Celebrate ten years of Urban Omnibus and support ten more years of fresh, independent perspectives on citymaking with a donation today!
In the smart city, cameras, sensors, networked objects, and algorithms gather intelligence about the built environment and the people who inhabit it, ostensibly to provide decision-makers (or decision-making software) with information that can enable more efficient provision of services — including the policing of public space. But these technologies aren’t just available to private companies or municipal agencies. Increasingly, they are joined by consumer-grade, digital monitoring tools for the concerned citizen: Networked security cameras and license plate readers, sometimes providing direct feeds to local law enforcement, can now be purchased through Amazon. Below, Chris Gilliard explores how technologies that track create different spatial experiences for users on opposite ends of the tool — and for different races and classes at the receiving end of the surveilling gaze. At the same time that these tools blur the lines between who surveils and who is surveilled, they reinforce existing social divisions.
Four years ago, Brandon Harris recounted this anecdote of driving through his mother’s Cincinnati neighborhood:
While stopped at the intersection, I glimpsed out of my eye a tall negro dressed in a white tank top, his skin high yellow like my own, crossing the street in what seemed like a beeline toward my car. He was coming from a corner where much wasteful bravado and boisterous ennui takes place, and I felt it immediately, that familiar sensation, the need to secure my body against potential predators. I was driving an orange car with plastic orange flowers on the dash, the same car I had been driving when held up at gunpoint not far from that corner two summers before.
The man sauntered behind my car, and I locked the door. Hearing this, the electronic click of the door locks snapping into place, he looked back at me and we met eyes as I swiveled my head to watch him. We didn't stop looking at each other the whole time he crossed to the other side of the street. The light turned green, and he said, "I ain't trying to roll up on you, bruh."
That “click” sound is familiar to me. I grew up in Detroit in the early 1980s, around the time when car door power locks were becoming standard, and I would assert that for probably any Black man who grew up in any American city at that time, it was a common experience to walk down a street and hear that sound (especially at night). Click. Click. Click. Even during the summer, folks would have their windows down and still lock their car doors as I walked by. This performance was not particularly secure, mind you. If my intentions were actually to harm someone sitting in their car, a locked door with an open window is a very ineffective barrier. But the sound perhaps served more as an audible and technological reminder of how I, along with other Black men, were seen by the culture. And it was inescapable. There was no “opting out” of this form of what we now refer to as “security theater”: practices that present the illusion of increasing security or safety, but have no meaningful effect.

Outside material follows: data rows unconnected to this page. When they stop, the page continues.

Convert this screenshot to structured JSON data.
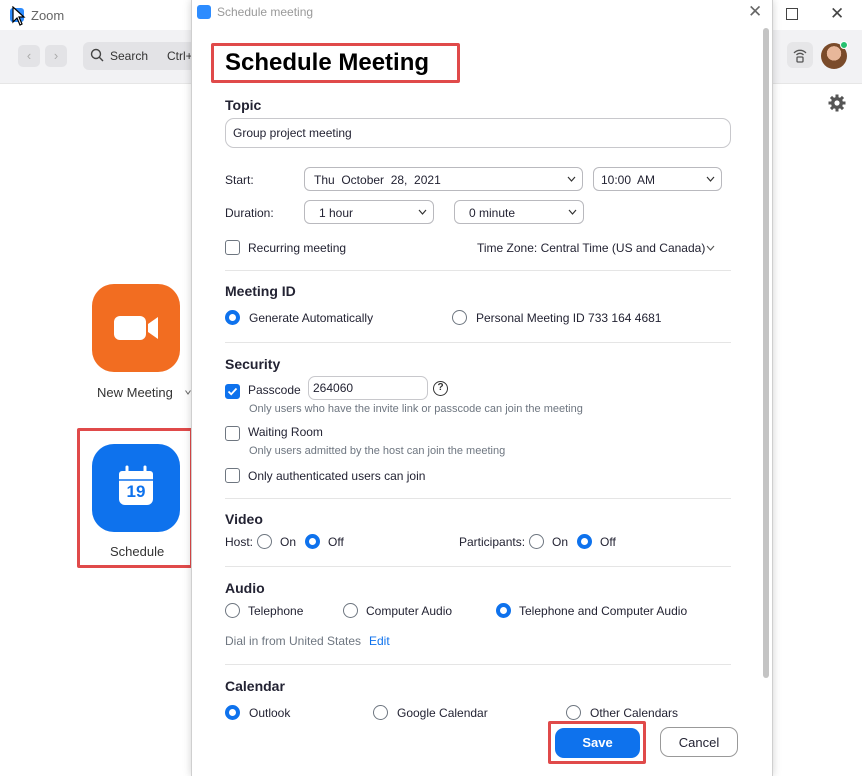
{
  "app": {
    "title": "Zoom"
  },
  "toolbar": {
    "search_label": "Search",
    "search_shortcut": "Ctrl+"
  },
  "home": {
    "new_meeting_label": "New Meeting",
    "schedule_label": "Schedule",
    "schedule_day": "19"
  },
  "colors": {
    "accent": "#0e72ed",
    "new_meeting": "#f26d21",
    "highlight": "#e04a4a"
  },
  "dialog": {
    "window_title": "Schedule meeting",
    "heading": "Schedule Meeting",
    "topic": {
      "label": "Topic",
      "value": "Group project meeting"
    },
    "start": {
      "label": "Start:",
      "date": "Thu  October  28,  2021",
      "time": "10:00  AM"
    },
    "duration": {
      "label": "Duration:",
      "hours": "1 hour",
      "minutes": "0 minute"
    },
    "recurring": {
      "label": "Recurring meeting",
      "checked": false
    },
    "timezone": "Time Zone: Central Time (US and Canada)",
    "meeting_id": {
      "title": "Meeting ID",
      "options": [
        "Generate Automatically",
        "Personal Meeting ID 733 164 4681"
      ],
      "selected": "Generate Automatically"
    },
    "security": {
      "title": "Security",
      "passcode_label": "Passcode",
      "passcode_value": "264060",
      "passcode_hint": "Only users who have the invite link or passcode can join the meeting",
      "waiting_room_label": "Waiting Room",
      "waiting_room_hint": "Only users admitted by the host can join the meeting",
      "auth_label": "Only authenticated users can join"
    },
    "video": {
      "title": "Video",
      "host_label": "Host:",
      "participants_label": "Participants:",
      "on_label": "On",
      "off_label": "Off",
      "host": "Off",
      "participants": "Off"
    },
    "audio": {
      "title": "Audio",
      "options": [
        "Telephone",
        "Computer Audio",
        "Telephone and Computer Audio"
      ],
      "selected": "Telephone and Computer Audio",
      "dial_in": "Dial in from United States",
      "edit_label": "Edit"
    },
    "calendar": {
      "title": "Calendar",
      "options": [
        "Outlook",
        "Google Calendar",
        "Other Calendars"
      ],
      "selected": "Outlook"
    },
    "save_label": "Save",
    "cancel_label": "Cancel"
  }
}
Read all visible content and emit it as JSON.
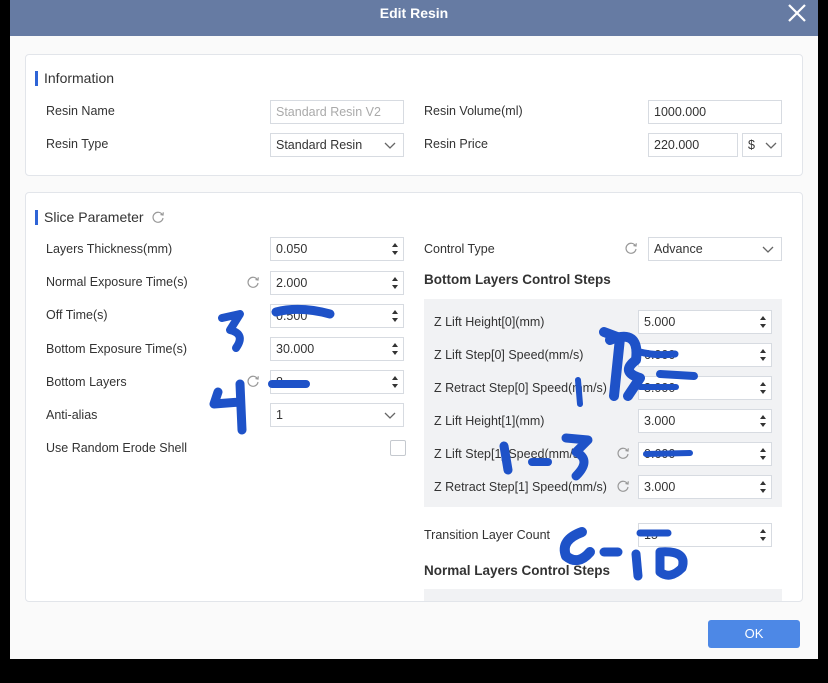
{
  "dialog": {
    "title": "Edit Resin",
    "ok_label": "OK"
  },
  "information": {
    "heading": "Information",
    "resin_name_label": "Resin Name",
    "resin_name_value": "Standard Resin V2",
    "resin_type_label": "Resin Type",
    "resin_type_value": "Standard Resin",
    "resin_volume_label": "Resin Volume(ml)",
    "resin_volume_value": "1000.000",
    "resin_price_label": "Resin Price",
    "resin_price_value": "220.000",
    "currency_value": "$"
  },
  "slice": {
    "heading": "Slice Parameter",
    "layers_thickness_label": "Layers Thickness(mm)",
    "layers_thickness_value": "0.050",
    "normal_exposure_label": "Normal Exposure Time(s)",
    "normal_exposure_value": "2.000",
    "off_time_label": "Off Time(s)",
    "off_time_value": "0.500",
    "bottom_exposure_label": "Bottom Exposure Time(s)",
    "bottom_exposure_value": "30.000",
    "bottom_layers_label": "Bottom Layers",
    "bottom_layers_value": "8",
    "anti_alias_label": "Anti-alias",
    "anti_alias_value": "1",
    "random_erode_label": "Use Random Erode Shell",
    "control_type_label": "Control Type",
    "control_type_value": "Advance",
    "bottom_steps_heading": "Bottom Layers Control Steps",
    "z_lift_height_0_label": "Z Lift Height[0](mm)",
    "z_lift_height_0_value": "5.000",
    "z_lift_speed_0_label": "Z Lift Step[0] Speed(mm/s)",
    "z_lift_speed_0_value": "6.000",
    "z_retract_speed_0_label": "Z Retract Step[0] Speed(mm/s)",
    "z_retract_speed_0_value": "3.000",
    "z_lift_height_1_label": "Z Lift Height[1](mm)",
    "z_lift_height_1_value": "3.000",
    "z_lift_speed_1_label": "Z Lift Step[1] Speed(mm/s)",
    "z_lift_speed_1_value": "0.600",
    "z_retract_speed_1_label": "Z Retract Step[1] Speed(mm/s)",
    "z_retract_speed_1_value": "3.000",
    "transition_layer_label": "Transition Layer Count",
    "transition_layer_value": "15",
    "normal_steps_heading": "Normal Layers Control Steps"
  },
  "colors": {
    "title_bar": "#667ba3",
    "accent": "#2e64d6",
    "ok_button": "#4d88e6",
    "annotation_ink": "#1e52c8"
  }
}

Digital surveillance has grown exponentially in the last few years, and with it the scope and scale of security apparatus deployed across urban environments. How does the visibility — or invisibility — of these technologies elicit performative acts from people at each end of the surveilling gaze? How is one expected to act as the person watching, or as the person being watched? In the case of the mechanical door lock, the click emboldens a driver, making them feel safer, while at the same time signaling to those outside that the driver is aware of their presence. For the person outside of the car, the effect is quite different: The click signifies that you are seen, and indicates that you are perceived as a threat. A seemingly discrete act transforms not only the user of the tech and the person who is targeted by their act, but even the spatial context around it.

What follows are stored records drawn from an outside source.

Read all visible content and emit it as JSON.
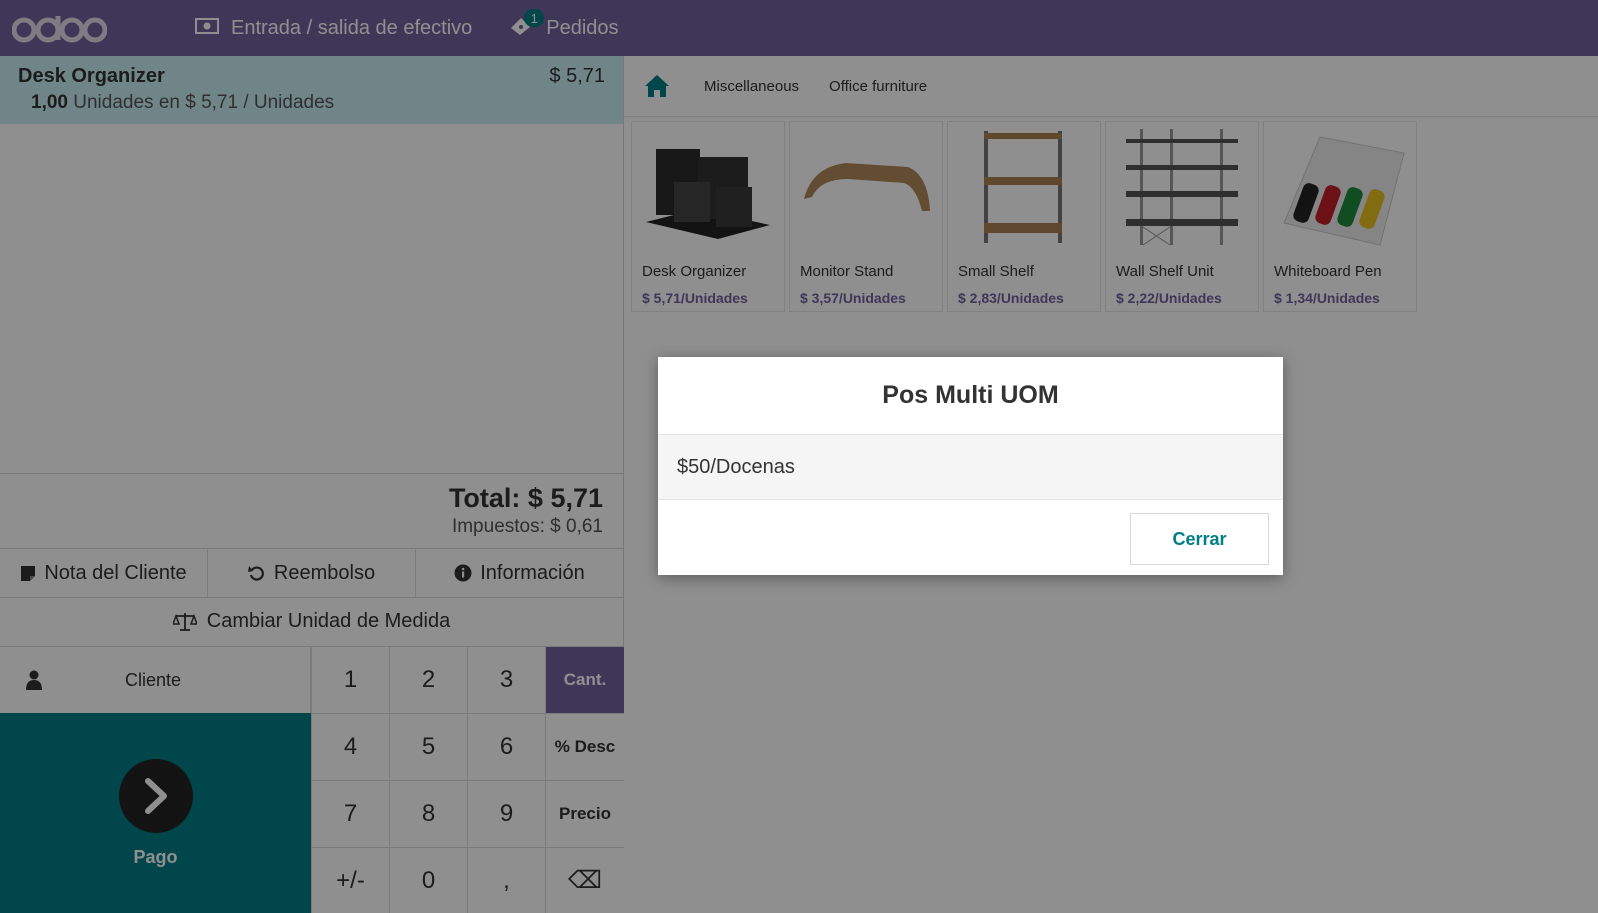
{
  "topbar": {
    "logo": "odoo",
    "cash_label": "Entrada / salida de efectivo",
    "orders_label": "Pedidos",
    "orders_count": "1"
  },
  "order": {
    "line": {
      "product": "Desk Organizer",
      "price": "$ 5,71",
      "qty": "1,00",
      "unit_info": "Unidades en $ 5,71 / Unidades"
    },
    "total": "Total: $ 5,71",
    "taxes": "Impuestos: $ 0,61"
  },
  "controls": {
    "customer_note": "Nota del Cliente",
    "refund": "Reembolso",
    "info": "Información",
    "change_uom": "Cambiar Unidad de Medida"
  },
  "pad": {
    "customer": "Cliente",
    "payment": "Pago",
    "keys": [
      "1",
      "2",
      "3",
      "Cant.",
      "4",
      "5",
      "6",
      "% Desc",
      "7",
      "8",
      "9",
      "Precio",
      "+/-",
      "0",
      ",",
      "⌫"
    ]
  },
  "categories": [
    "Miscellaneous",
    "Office furniture"
  ],
  "products": [
    {
      "name": "Desk Organizer",
      "price": "$ 5,71/Unidades"
    },
    {
      "name": "Monitor Stand",
      "price": "$ 3,57/Unidades"
    },
    {
      "name": "Small Shelf",
      "price": "$ 2,83/Unidades"
    },
    {
      "name": "Wall Shelf Unit",
      "price": "$ 2,22/Unidades"
    },
    {
      "name": "Whiteboard Pen",
      "price": "$ 1,34/Unidades"
    }
  ],
  "modal": {
    "title": "Pos Multi UOM",
    "option": "$50/Docenas",
    "close": "Cerrar"
  },
  "colors": {
    "brand": "#71639e",
    "accent": "#017e84",
    "selected_line": "#c8eef0"
  }
}
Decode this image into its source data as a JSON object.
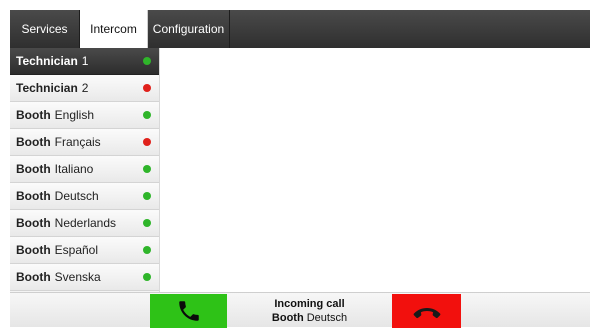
{
  "tabs": [
    {
      "label": "Services",
      "active": false
    },
    {
      "label": "Intercom",
      "active": true
    },
    {
      "label": "Configuration",
      "active": false
    }
  ],
  "sidebar": {
    "items": [
      {
        "lead": "Technician",
        "name": "1",
        "status": "online",
        "selected": true
      },
      {
        "lead": "Technician",
        "name": "2",
        "status": "offline",
        "selected": false
      },
      {
        "lead": "Booth",
        "name": "English",
        "status": "online",
        "selected": false
      },
      {
        "lead": "Booth",
        "name": "Français",
        "status": "offline",
        "selected": false
      },
      {
        "lead": "Booth",
        "name": "Italiano",
        "status": "online",
        "selected": false
      },
      {
        "lead": "Booth",
        "name": "Deutsch",
        "status": "online",
        "selected": false
      },
      {
        "lead": "Booth",
        "name": "Nederlands",
        "status": "online",
        "selected": false
      },
      {
        "lead": "Booth",
        "name": "Español",
        "status": "online",
        "selected": false
      },
      {
        "lead": "Booth",
        "name": "Svenska",
        "status": "online",
        "selected": false
      }
    ]
  },
  "call": {
    "title": "Incoming call",
    "caller_lead": "Booth",
    "caller_name": "Deutsch"
  },
  "colors": {
    "online": "#2fb52a",
    "offline": "#e0211b",
    "accept": "#2ec217",
    "reject": "#f2100d"
  },
  "icons": {
    "accept": "phone-accept-icon",
    "reject": "phone-hangup-icon"
  }
}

To better understand the current landscape of digital technologies that watch or track people in some form or another, and how their deployment affects both people and the places they inhabit, we might start to think about surveillance technology not only in terms of what it does, but who it is used by and, importantly, who it is used on or against. Consider what we might call “luxury surveillance,” in contrast with “imposed surveillance.” These categories call attention to who gets to decide how surveillance works for them and who is left little room for choice. Luxury surveillance is expensive, voluntary, and sleek (yet often meant to be noticed). Imposed surveillance is involuntary, overt, clunky, and meant to stand out.

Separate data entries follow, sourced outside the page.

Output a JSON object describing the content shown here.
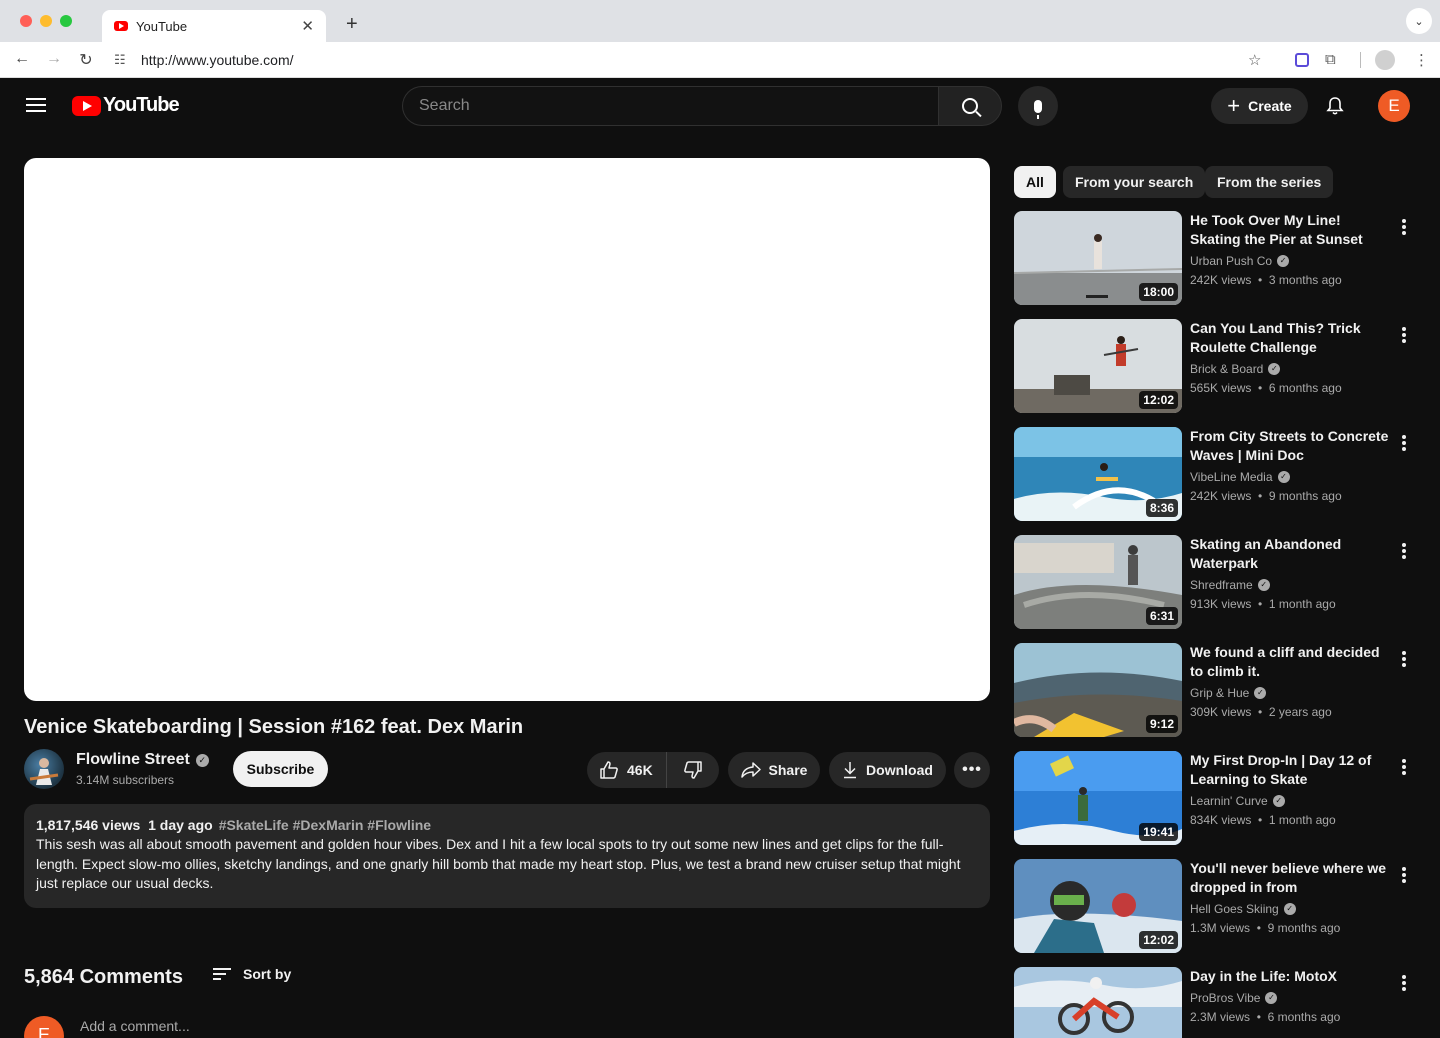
{
  "browser": {
    "tab_title": "YouTube",
    "url": "http://www.youtube.com/"
  },
  "header": {
    "logo_text": "YouTube",
    "search_placeholder": "Search",
    "create_label": "Create",
    "avatar_letter": "E"
  },
  "video": {
    "title": "Venice Skateboarding | Session #162 feat. Dex Marin",
    "channel_name": "Flowline Street",
    "subscribers": "3.14M subscribers",
    "subscribe_label": "Subscribe",
    "likes": "46K",
    "share_label": "Share",
    "download_label": "Download",
    "views": "1,817,546 views",
    "date": "1 day ago",
    "tags": "#SkateLife #DexMarin #Flowline",
    "description": "This sesh was all about smooth pavement and golden hour vibes. Dex and I hit a few local spots to try out some new lines and get clips for the full-length. Expect slow-mo ollies, sketchy landings, and one gnarly hill bomb that made my heart stop. Plus, we test a brand new cruiser setup that might just replace our usual decks."
  },
  "comments": {
    "count": "5,864 Comments",
    "sort_label": "Sort by",
    "avatar_letter": "E",
    "placeholder": "Add a comment..."
  },
  "chips": [
    "All",
    "From your search",
    "From the series"
  ],
  "recommendations": [
    {
      "title": "He Took Over My Line! Skating the Pier at Sunset",
      "channel": "Urban Push Co",
      "views": "242K views",
      "age": "3 months ago",
      "duration": "18:00"
    },
    {
      "title": "Can You Land This? Trick Roulette Challenge",
      "channel": "Brick & Board",
      "views": "565K views",
      "age": "6 months ago",
      "duration": "12:02"
    },
    {
      "title": "From City Streets to Concrete Waves | Mini Doc",
      "channel": "VibeLine Media",
      "views": "242K views",
      "age": "9 months ago",
      "duration": "8:36"
    },
    {
      "title": "Skating an Abandoned Waterpark",
      "channel": "Shredframe",
      "views": "913K views",
      "age": "1 month ago",
      "duration": "6:31"
    },
    {
      "title": "We found a cliff and decided to climb it.",
      "channel": "Grip & Hue",
      "views": "309K views",
      "age": "2 years ago",
      "duration": "9:12"
    },
    {
      "title": "My First Drop-In | Day 12 of Learning to Skate",
      "channel": "Learnin' Curve",
      "views": "834K views",
      "age": "1 month ago",
      "duration": "19:41"
    },
    {
      "title": "You'll never believe where we dropped in from",
      "channel": "Hell Goes Skiing",
      "views": "1.3M views",
      "age": "9 months ago",
      "duration": "12:02"
    },
    {
      "title": "Day in the Life: MotoX",
      "channel": "ProBros Vibe",
      "views": "2.3M views",
      "age": "6 months ago",
      "duration": ""
    }
  ]
}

Compare a fitness tracking technology (such as Fitbit) and an electronic ankle monitor. The devices have many of the same functions. Fitness trackers are small devices, typically worn on the wrist. They are often equipped with GPS and a microphone and measure a person’s location, activity level, and heart rate. Fitbits and their ilk are worn primarily by people interested in tracking their bodily functions and activity in an effort to improve their level of fitness — to optimize their bodies through tracking. With the notable exception of some mandated wellness programs, people typically wear them by choice.
Ankle monitors are typically assigned to people who are either awaiting trial or out on parole. The electronic tracking devices are also used in cases where an asylum seeker is awaiting sentencing in a deportation case. Sometimes they are equipped with microphones and speakers, or even remote blood alcohol level monitors. Because of the ways that “e-carceration” perpetuates longstanding racist structures, writer and civil rights advocate Michelle Alexander has called this type of tracking “the newest Jim Crow.” Ankle monitors are typically compulsory, or may be offered as an alternative to traditional incarceration. In many cases, private companies are able to charge individuals exorbitant fees for the use of the devices. The monitors are often bulky and difficult to conceal under a pant leg, a far cry from the sleek accessories designed for self-tracking. In the digital age, however, the stratification between surveiller and surveilled — and between those who have and don’t have agency over how they are surveilled — is felt beyond the scale of wearable devices. These dynamics are reshaping the social life of entire neighborhoods, communities, and cities.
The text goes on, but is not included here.